2. User needs must drive the design. To ensure successful adoption, data marketplaces must address the pain points of data users and publishers and deliver a seamless user experience. Getting this right means working in partnership with functional and business teams from the start to map out their key objectives and the factors that presently prevent them from achieving them. The marketplace must solve these challenges while also offering an intuitive, automated self-service user experience at the point of data discovery and access. This might include features such as Gen-AI-enabled smart searches, persona-based user recommendations, and guided user journeys.

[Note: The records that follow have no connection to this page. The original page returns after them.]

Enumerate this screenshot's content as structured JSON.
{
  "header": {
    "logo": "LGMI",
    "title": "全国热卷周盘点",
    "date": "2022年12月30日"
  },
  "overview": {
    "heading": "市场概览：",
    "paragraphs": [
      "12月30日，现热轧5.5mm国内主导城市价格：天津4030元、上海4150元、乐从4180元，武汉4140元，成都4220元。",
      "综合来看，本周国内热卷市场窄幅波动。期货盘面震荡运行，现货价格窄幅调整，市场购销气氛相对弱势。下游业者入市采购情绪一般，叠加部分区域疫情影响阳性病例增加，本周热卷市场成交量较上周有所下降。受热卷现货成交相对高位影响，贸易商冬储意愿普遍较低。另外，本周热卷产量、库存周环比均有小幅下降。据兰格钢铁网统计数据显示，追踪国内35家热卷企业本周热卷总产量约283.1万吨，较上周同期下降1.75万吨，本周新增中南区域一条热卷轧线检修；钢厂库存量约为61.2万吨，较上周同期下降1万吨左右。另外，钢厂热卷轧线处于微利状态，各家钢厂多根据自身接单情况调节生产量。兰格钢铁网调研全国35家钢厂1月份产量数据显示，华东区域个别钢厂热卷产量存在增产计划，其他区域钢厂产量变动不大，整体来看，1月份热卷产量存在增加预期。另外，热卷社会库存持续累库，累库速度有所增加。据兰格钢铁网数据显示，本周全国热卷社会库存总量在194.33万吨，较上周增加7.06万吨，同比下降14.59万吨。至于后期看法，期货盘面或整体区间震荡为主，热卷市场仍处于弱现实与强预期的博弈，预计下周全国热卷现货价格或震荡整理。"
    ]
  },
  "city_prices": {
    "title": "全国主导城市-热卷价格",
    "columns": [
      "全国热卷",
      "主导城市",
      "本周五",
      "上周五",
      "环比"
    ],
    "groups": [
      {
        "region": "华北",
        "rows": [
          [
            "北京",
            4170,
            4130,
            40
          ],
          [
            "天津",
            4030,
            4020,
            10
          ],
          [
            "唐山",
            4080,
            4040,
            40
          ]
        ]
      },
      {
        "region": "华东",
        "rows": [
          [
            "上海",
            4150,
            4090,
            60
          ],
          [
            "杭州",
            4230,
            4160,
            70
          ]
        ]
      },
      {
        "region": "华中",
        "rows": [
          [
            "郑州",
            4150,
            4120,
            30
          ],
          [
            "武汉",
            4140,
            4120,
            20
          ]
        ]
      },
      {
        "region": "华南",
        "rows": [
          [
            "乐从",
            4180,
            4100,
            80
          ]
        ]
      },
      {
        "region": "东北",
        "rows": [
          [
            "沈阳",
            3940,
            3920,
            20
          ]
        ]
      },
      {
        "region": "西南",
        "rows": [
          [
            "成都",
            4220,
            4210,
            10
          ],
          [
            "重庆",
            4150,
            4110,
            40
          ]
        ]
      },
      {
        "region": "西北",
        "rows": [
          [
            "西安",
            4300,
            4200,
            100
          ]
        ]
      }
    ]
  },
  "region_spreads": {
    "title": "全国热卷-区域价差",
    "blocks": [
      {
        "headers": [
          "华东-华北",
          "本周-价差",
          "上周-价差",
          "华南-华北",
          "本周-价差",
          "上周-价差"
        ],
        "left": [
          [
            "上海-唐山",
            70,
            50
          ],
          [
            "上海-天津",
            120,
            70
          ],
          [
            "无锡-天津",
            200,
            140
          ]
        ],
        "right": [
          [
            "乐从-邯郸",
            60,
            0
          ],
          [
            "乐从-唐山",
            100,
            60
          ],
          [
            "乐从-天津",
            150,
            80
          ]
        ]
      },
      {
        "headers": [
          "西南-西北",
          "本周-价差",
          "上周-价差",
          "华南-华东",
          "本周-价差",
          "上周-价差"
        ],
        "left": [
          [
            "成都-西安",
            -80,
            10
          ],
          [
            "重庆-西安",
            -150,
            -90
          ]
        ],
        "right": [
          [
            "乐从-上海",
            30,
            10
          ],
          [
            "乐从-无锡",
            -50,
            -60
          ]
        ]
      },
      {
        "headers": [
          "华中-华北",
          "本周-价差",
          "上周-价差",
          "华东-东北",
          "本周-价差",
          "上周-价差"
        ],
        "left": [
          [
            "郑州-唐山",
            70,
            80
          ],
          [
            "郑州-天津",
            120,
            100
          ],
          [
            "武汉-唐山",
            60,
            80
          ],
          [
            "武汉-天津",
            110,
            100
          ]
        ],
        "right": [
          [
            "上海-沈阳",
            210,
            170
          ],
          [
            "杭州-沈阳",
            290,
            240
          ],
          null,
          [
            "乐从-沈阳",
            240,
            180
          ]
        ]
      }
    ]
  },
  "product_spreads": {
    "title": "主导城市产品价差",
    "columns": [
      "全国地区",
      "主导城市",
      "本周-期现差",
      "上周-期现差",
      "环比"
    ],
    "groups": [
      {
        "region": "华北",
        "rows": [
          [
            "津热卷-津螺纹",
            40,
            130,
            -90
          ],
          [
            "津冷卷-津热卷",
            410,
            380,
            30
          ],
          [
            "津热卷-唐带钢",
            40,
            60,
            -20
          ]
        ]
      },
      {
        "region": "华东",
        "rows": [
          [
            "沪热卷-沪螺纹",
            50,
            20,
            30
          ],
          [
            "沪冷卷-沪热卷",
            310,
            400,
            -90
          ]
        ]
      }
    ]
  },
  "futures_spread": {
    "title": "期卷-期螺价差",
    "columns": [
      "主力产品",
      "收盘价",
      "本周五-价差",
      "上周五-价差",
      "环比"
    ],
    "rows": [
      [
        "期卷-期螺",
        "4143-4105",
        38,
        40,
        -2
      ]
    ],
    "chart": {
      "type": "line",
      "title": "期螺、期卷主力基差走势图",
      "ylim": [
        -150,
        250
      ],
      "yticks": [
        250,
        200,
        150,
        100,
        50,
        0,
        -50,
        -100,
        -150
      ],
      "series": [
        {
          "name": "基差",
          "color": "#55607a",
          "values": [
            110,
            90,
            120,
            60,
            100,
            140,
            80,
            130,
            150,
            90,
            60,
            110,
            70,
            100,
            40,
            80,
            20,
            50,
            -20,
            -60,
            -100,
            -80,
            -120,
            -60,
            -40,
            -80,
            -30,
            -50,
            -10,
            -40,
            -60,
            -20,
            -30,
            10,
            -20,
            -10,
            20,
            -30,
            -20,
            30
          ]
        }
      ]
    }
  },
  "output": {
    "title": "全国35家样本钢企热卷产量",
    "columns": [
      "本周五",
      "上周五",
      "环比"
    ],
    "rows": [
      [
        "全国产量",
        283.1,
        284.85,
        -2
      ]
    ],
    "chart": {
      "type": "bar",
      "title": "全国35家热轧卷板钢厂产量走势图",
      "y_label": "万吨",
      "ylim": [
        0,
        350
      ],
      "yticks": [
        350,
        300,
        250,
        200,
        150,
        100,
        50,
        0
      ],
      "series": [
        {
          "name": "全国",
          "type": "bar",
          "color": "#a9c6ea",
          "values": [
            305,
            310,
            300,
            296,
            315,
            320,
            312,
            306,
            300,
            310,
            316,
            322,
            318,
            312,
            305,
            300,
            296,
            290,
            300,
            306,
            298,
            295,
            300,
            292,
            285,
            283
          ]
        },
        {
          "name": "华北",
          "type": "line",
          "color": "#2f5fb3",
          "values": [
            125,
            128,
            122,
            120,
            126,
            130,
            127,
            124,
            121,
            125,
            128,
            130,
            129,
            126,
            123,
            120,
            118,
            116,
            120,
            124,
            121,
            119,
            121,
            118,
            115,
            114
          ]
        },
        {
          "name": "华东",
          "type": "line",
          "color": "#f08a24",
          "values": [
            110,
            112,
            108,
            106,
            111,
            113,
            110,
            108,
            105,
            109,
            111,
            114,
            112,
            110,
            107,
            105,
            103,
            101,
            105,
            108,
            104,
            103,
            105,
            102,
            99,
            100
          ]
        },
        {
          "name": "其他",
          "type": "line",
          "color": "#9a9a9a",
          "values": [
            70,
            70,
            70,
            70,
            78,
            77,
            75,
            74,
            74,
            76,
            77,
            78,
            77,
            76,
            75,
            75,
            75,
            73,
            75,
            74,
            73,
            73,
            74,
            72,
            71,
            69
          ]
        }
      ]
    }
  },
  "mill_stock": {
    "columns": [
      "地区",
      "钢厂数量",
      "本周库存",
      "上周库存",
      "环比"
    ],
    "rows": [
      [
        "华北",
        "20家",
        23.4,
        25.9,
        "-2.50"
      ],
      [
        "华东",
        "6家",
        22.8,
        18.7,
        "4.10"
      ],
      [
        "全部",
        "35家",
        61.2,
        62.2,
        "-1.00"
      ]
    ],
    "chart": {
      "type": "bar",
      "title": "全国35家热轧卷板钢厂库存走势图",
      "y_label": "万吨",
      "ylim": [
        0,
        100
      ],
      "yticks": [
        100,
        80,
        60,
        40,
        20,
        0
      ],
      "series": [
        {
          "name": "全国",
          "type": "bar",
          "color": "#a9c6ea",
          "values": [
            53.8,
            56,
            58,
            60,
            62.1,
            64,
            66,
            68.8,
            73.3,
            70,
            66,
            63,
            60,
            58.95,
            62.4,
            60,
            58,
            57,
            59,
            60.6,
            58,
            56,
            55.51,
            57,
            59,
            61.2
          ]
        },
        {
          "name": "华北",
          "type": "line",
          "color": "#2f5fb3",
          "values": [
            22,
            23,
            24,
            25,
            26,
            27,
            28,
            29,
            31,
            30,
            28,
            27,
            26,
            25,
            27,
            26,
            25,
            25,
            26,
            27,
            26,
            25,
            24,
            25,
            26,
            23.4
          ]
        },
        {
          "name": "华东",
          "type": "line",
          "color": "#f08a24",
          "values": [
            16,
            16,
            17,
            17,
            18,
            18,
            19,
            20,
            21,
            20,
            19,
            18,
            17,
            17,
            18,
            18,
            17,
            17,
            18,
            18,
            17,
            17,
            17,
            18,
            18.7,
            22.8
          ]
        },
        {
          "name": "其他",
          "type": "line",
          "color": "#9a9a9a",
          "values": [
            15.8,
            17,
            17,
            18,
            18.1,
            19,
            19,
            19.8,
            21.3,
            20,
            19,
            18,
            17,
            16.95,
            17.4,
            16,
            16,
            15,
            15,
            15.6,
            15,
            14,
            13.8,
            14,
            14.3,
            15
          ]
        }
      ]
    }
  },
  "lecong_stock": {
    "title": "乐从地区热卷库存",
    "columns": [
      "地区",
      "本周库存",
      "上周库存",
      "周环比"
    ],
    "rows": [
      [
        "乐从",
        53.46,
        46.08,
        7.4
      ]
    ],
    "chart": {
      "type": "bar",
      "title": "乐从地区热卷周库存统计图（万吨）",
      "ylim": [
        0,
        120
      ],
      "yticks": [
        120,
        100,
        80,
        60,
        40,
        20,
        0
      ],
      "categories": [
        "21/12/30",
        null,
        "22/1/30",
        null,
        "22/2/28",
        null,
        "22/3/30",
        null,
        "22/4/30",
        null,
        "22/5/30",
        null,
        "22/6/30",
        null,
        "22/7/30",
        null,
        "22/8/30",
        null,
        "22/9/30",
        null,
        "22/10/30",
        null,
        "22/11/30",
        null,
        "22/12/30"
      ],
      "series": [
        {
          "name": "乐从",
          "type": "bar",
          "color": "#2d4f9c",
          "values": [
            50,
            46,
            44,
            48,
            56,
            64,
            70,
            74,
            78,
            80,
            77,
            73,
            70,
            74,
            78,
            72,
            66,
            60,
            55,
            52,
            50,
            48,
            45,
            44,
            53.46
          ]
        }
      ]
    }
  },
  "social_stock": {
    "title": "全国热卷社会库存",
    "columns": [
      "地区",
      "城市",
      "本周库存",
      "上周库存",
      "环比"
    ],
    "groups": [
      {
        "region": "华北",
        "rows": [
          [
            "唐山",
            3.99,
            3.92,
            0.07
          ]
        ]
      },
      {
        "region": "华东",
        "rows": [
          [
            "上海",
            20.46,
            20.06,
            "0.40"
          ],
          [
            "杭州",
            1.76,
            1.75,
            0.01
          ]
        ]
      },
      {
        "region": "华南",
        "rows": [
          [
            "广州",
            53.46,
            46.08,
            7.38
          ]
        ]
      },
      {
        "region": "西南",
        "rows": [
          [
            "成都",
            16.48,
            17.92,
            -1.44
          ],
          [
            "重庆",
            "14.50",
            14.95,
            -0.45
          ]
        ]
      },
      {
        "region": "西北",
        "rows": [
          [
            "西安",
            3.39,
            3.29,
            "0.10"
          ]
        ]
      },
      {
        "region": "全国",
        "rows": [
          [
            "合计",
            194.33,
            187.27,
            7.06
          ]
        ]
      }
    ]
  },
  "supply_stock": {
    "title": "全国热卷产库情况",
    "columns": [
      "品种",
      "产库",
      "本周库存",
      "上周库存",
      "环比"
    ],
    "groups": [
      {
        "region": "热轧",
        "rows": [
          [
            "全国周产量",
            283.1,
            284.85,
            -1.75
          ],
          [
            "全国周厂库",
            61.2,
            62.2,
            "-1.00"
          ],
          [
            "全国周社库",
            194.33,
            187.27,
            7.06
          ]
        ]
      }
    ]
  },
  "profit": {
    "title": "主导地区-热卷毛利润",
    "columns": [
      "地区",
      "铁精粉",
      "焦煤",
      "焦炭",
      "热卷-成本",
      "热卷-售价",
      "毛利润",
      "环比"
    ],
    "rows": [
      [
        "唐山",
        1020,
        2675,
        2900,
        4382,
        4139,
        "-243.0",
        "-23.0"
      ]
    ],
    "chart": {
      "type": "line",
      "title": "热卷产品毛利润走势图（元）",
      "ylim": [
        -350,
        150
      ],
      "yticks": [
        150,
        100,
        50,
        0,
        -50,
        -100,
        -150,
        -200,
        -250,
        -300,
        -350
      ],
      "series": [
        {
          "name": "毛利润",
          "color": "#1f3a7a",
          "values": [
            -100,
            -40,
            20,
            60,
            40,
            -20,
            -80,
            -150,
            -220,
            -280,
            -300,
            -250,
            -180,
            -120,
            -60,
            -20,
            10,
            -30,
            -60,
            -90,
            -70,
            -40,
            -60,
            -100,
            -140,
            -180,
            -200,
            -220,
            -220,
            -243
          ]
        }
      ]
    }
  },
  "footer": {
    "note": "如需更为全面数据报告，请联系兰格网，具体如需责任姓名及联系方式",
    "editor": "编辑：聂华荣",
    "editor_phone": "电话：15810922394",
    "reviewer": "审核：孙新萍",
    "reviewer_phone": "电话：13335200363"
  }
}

3. Modular approach. Organizations have many different starting points determined by the extent to which they have already modernized their data environment, e.g., by developing new data platforms, data catalogs and reusable data products. The aim should be to adopt a modular, API-driven architecture that leverages the firm’s existing capabilities, fills any gaps, and can be extended and scaled over time. The modular approach to building data marketplaces can accommodate a range of ambitions — from augmenting an existing data catalog with data access workflows, to building a full-blown AI-enabled marketplace that completely transforms the data discovery and access environment.
4. Trust by design. Financial institutions need to ensure compliance with evolving data rules, including privacy, consent and localization rules across the APAC region, as well as new AI guidelines. They must also build trust among users of the data marketplace, e.g., by ensuring that the data they access is fit for purpose. Meanwhile, data owners need to know that access permissions are controlled and that data cannot be misused. Data marketplaces must therefore embed clear standards by design in areas such as regulatory compliance, governance, baseline data quality and associated checks, policy-based access controls, data masking, and well-controlled underlying workflows. There should be clarity over where data comes from, who owns it and how it should be used. User confidence can be increased through mechanisms such as trust scores, lineage tracking, end-to-end traceability, audit logs, SLAs and automated procedures — as well as through the clear delineation of roles and accountability.
5. Foster data sharing. Data marketplaces are about changing how people work and innovate. The effort begins with designing the new data marketplace around user needs. However, it should continue by training staff to use the marketplace, encouraging them to overcome entrenched data practices, and tracking marketplace adoption. One of the great advantages of a well-designed data marketplace is that it brings data users and owners together. This gives them a degree of social visibility with opportunities to find out what works best — and easy-to-use channels through which business domains, data scientists and engineers can collaborate and share ideas.
Successful CDOs have moved beyond simply mitigating data risks and are now shaping corporate direction by ensuring that businesses and functions can access actionable intelligence. Modern data marketplaces offer a key capability in this regard, helping unite the CDO’s data risk management and value-creation functions.
Data marketplaces do not have to be Big Bang investments, nor do they depend on institutions having already developed a large set of data products. Instead, data marketplaces designed according to these five principles can adopt a phased approach to expanding data access, integrating data use into business workflows, and fostering a data-sharing culture across the enterprise.
The views and opinions expressed in this article are those of the author and do not necessarily reflect those of CDOTrends. Image credit: iStockphoto/Ahmad Bilal
Bertie Haskins, Capco
Bertie Haskins is a partner and head of data for APAC at Capco, with over 13 years of experience in building and implementing data functions across financial services. He specializes in data maturity assessments, operating model design and data management operations within Tier 1 financial institutions and in leading global & regional data teams in implementing data solutions.